Son sexe désormais révélé, Isobel Gunn ne peut plus travailler comme manœuvre. Le groupe de Hugh Heney, dont font partie la jeune femme et son fils, retourne à Martin Falls le 28 juin 1808. Là-bas, elle travaille comme blanchisseuse, un travail jugé approprié pour une femme. Elle n’est pas particulièrement douée pour ce type de travail, qu’elle n’apprécie guère. On croit qu’elle aurait également travaillé comme infirmière à la nouvelle école de Fort Albany. En octobre 1808, son fils est baptisé par William Harper, le maître d’école.

Retour en Écosse

Isobel Gunn est congédiée en septembre 1809. Comme les politiques de la CBH ne permettent pas l’emploi de femmes européennes, Isobel Gunn doit rentrer en Écosse. Le 20 septembre 1809, elle monte à bord du Prince of Wales pour rentrer aux Orcades, le même navire qui l’a emmenée au Canada trois ans plus tôt.

À son retour en Écosse, il y a fort à parier que son statut de mère non mariée couvre de honte le reste de sa famille. Dans les Orcades, elle travaille pendant un certain temps à la fabrication de bas et de mitaines, un autre emploi jugé acceptable pour une femme. On sait peu de choses au sujet de sa vie après son retour en Écosse. Certains racontent qu’elle y aurait été vagabonde. Toutefois, selon les données du recensement, Isobel Gunn travaille comme tricoteuse et vit sur la rue principale de Stromness au moment de son décès le 7 novembre 1861, à l’âge de 81 ans.

Importance et héritage

Les aventures d’Isobel Gunn sur la Terre de Rupert , quoique de courte durée, ont été racontées à maintes reprises. Une caricature montrant une blanchisseuse dans la baie d’Hudson , figurant dans une publication destinée aux commerçants de fourrures dans les années 1820, pourrait y faire allusion. Ces dernières années, l’histoire d’Isobel Gunn est plus largement diffusée. En 1999, l’auteure canadienne Audrey Thomas publie le roman historique Isobel Gunn, basé sur cette histoire. Le documentaire The Orkney Lad: The Story of Isabel Gunn, de la réalisatrice canadienne Anne Wheeler , récipiendaire de plusieurs prix, sort en 2001.

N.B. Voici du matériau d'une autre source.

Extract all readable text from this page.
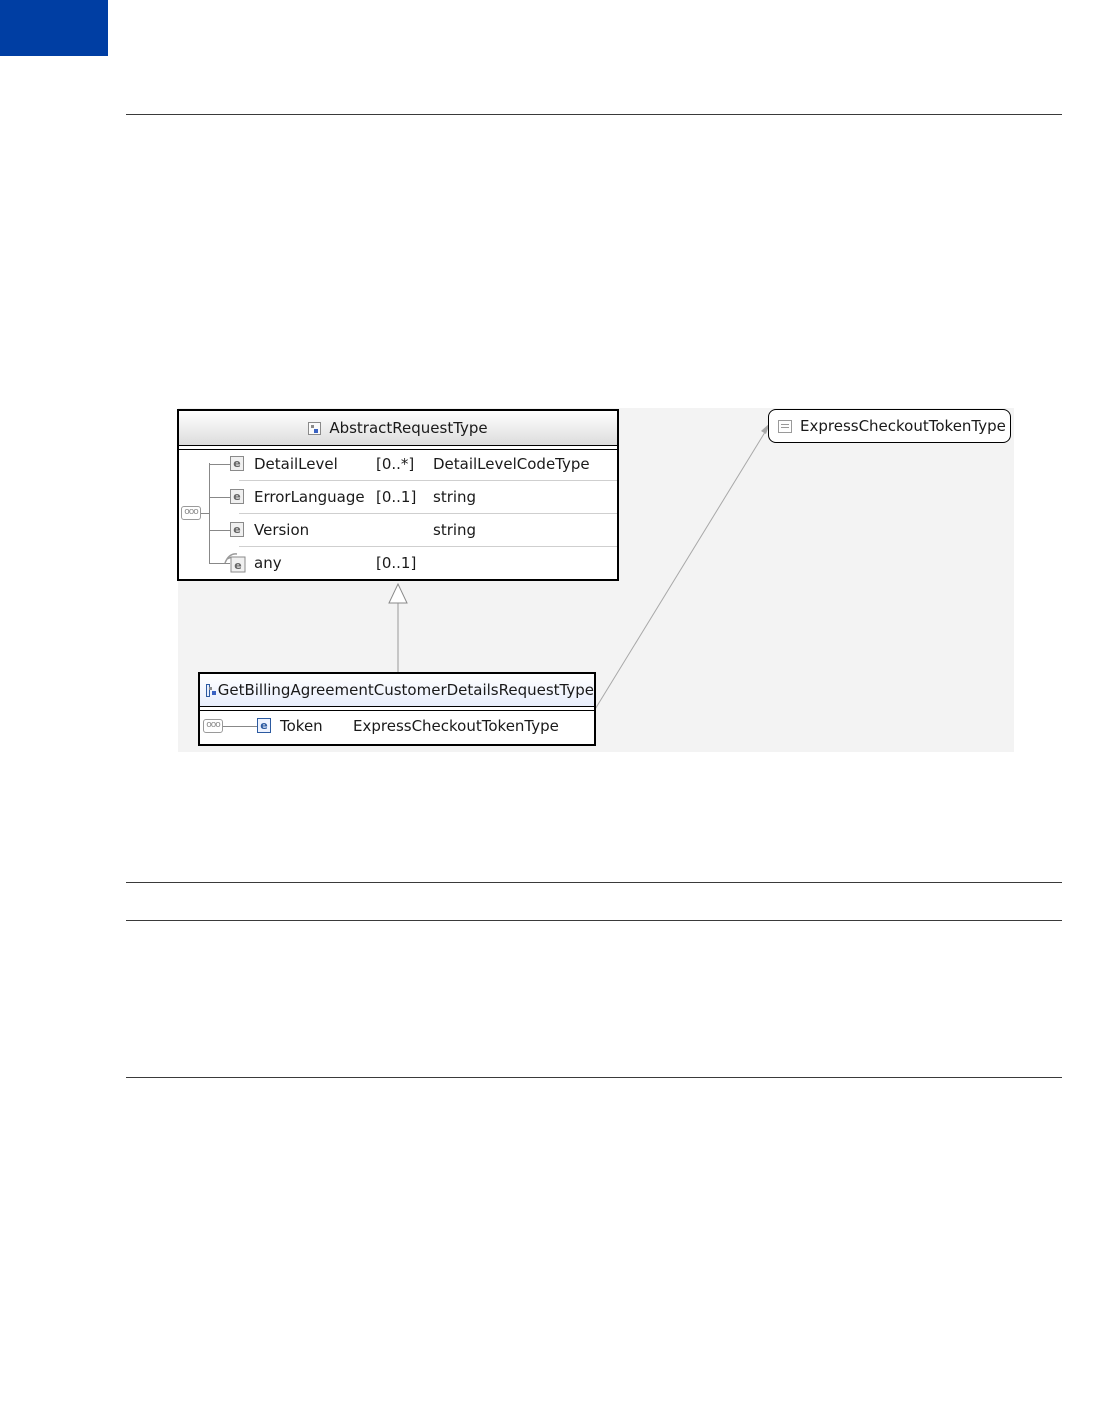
AbstractRequestType
ooo
e DetailLevel	[0..*] DetailLevelCodeType
e ErrorLanguage [0..1] string
e Version	string
e any	[0..1]
GetBillingAgreementCustomerDetailsRequestType
ooo	e Token ExpressCheckoutTokenType
ExpressCheckoutTokenType
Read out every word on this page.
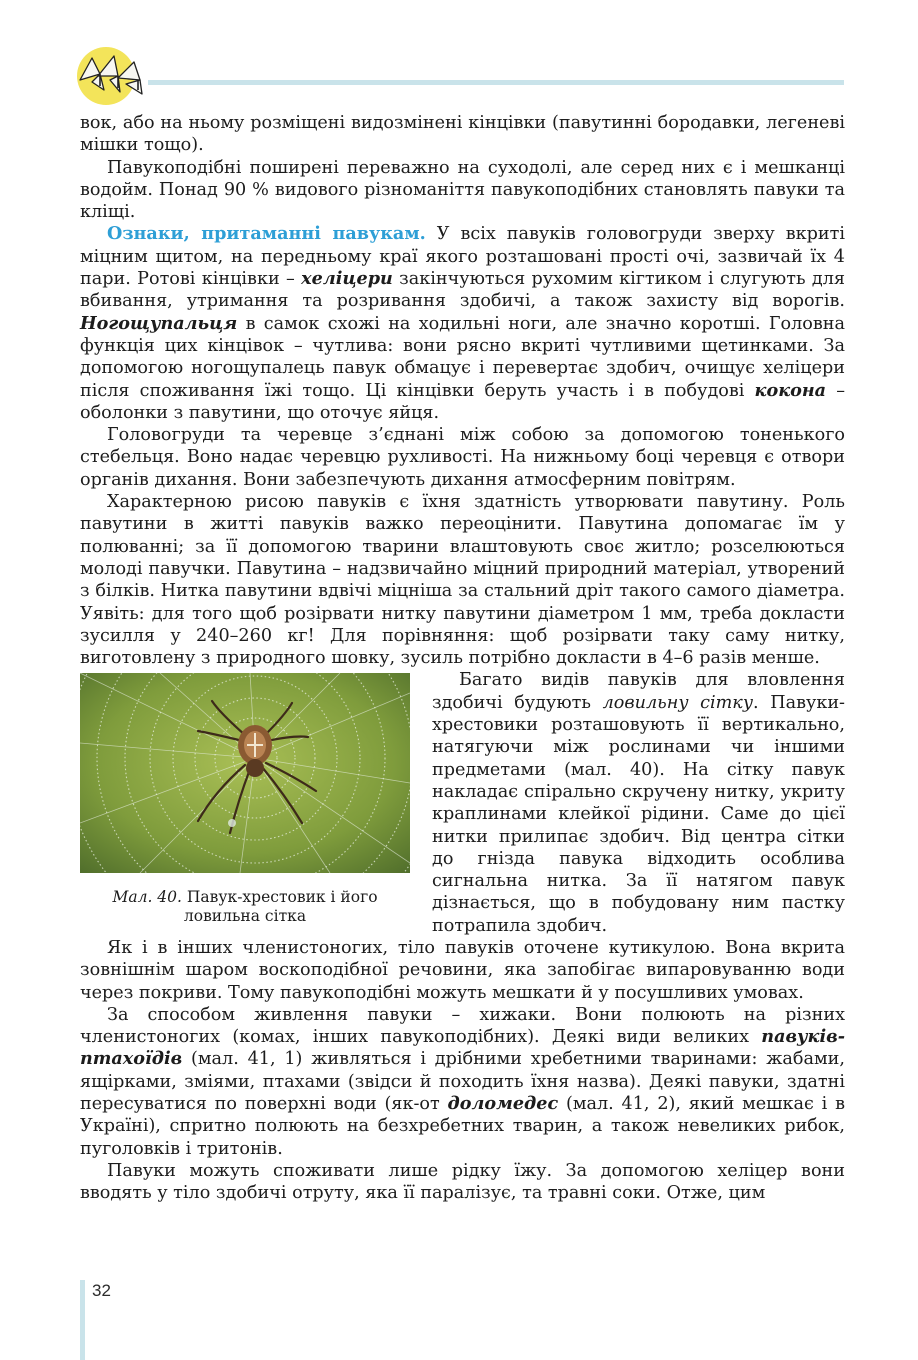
вок, або на ньому розміщені видозмінені кінцівки (павутинні бородавки, легеневі мішки тощо).

Павукоподібні поширені переважно на суходолі, але серед них є і мешканці водойм. Понад 90 % видового різноманіття павукоподібних становлять павуки та кліщі.

Ознаки, притаманні павукам. У всіх павуків головогруди зверху вкриті міцним щитом, на передньому краї якого розташовані прості очі, зазвичай їх 4 пари. Ротові кінцівки – хеліцери закінчуються рухомим кігтиком і слугують для вбивання, утримання та розривання здобичі, а також захисту від ворогів. Ногощупальця в самок схожі на ходильні ноги, але значно коротші. Головна функція цих кінцівок – чутлива: вони рясно вкриті чутливими щетинками. За допомогою ногощупалець павук обмацує і перевертає здобич, очищує хеліцери після споживання їжі тощо. Ці кінцівки беруть участь і в побудові кокона – оболонки з павутини, що оточує яйця.

Головогруди та черевце з’єднані між собою за допомогою тоненького стебельця. Воно надає черевцю рухливості. На нижньому боці черевця є отвори органів дихання. Вони забезпечують дихання атмосферним повітрям.

Характерною рисою павуків є їхня здатність утворювати павутину. Роль павутини в житті павуків важко переоцінити. Павутина допомагає їм у полюванні; за її допомогою тварини влаштовують своє житло; розселюються молоді павучки. Павутина – надзвичайно міцний природний матеріал, утворений з білків. Нитка павутини вдвічі міцніша за стальний дріт такого самого діаметра. Уявіть: для того щоб розірвати нитку павутини діаметром 1 мм, треба докласти зусилля у 240–260 кг! Для порівняння: щоб розірвати таку саму нитку, виготовлену з природного шовку, зусиль потрібно докласти в 4–6 разів менше.

Мал. 40. Павук-хрестовик і його ловильна сітка

Багато видів павуків для вловлення здобичі будують ловильну сітку. Павуки-хрестовики розташовують її вертикально, натягуючи між рослинами чи іншими предметами (мал. 40). На сітку павук накладає спірально скручену нитку, укриту краплинами клейкої рідини. Саме до цієї нитки прилипає здобич. Від центра сітки до гнізда павука відходить особлива сигнальна нитка. За її натягом павук дізнається, що в побудовану ним пастку потрапила здобич.

Як і в інших членистоногих, тіло павуків оточене кутикулою. Вона вкрита зовнішнім шаром воскоподібної речовини, яка запобігає випаровуванню води через покриви. Тому павукоподібні можуть мешкати й у посушливих умовах.

За способом живлення павуки – хижаки. Вони полюють на різних членистоногих (комах, інших павукоподібних). Деякі види великих павуків-птахоїдів (мал. 41, 1) живляться і дрібними хребетними тваринами: жабами, ящірками, зміями, птахами (звідси й походить їхня назва). Деякі павуки, здатні пересуватися по поверхні води (як-от доломедес (мал. 41, 2), який мешкає і в Україні), спритно полюють на безхребетних тварин, а також невеликих рибок, пуголовків і тритонів.

Павуки можуть споживати лише рідку їжу. За допомогою хеліцер вони вводять у тіло здобичі отруту, яка її паралізує, та травні соки. Отже, цим

32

Le travail d’Isobel Gunn à la CBH rompt avec les normes sociales et de sexe qui prévalent au sein de la Compagnie et de la société européenne de l’époque. Plus tard au cours du 19e siècle, l’acceptation des femmes européennes au Canada met en évidence le déclin de la traite des fourrures et la montée de la colonisation agraire.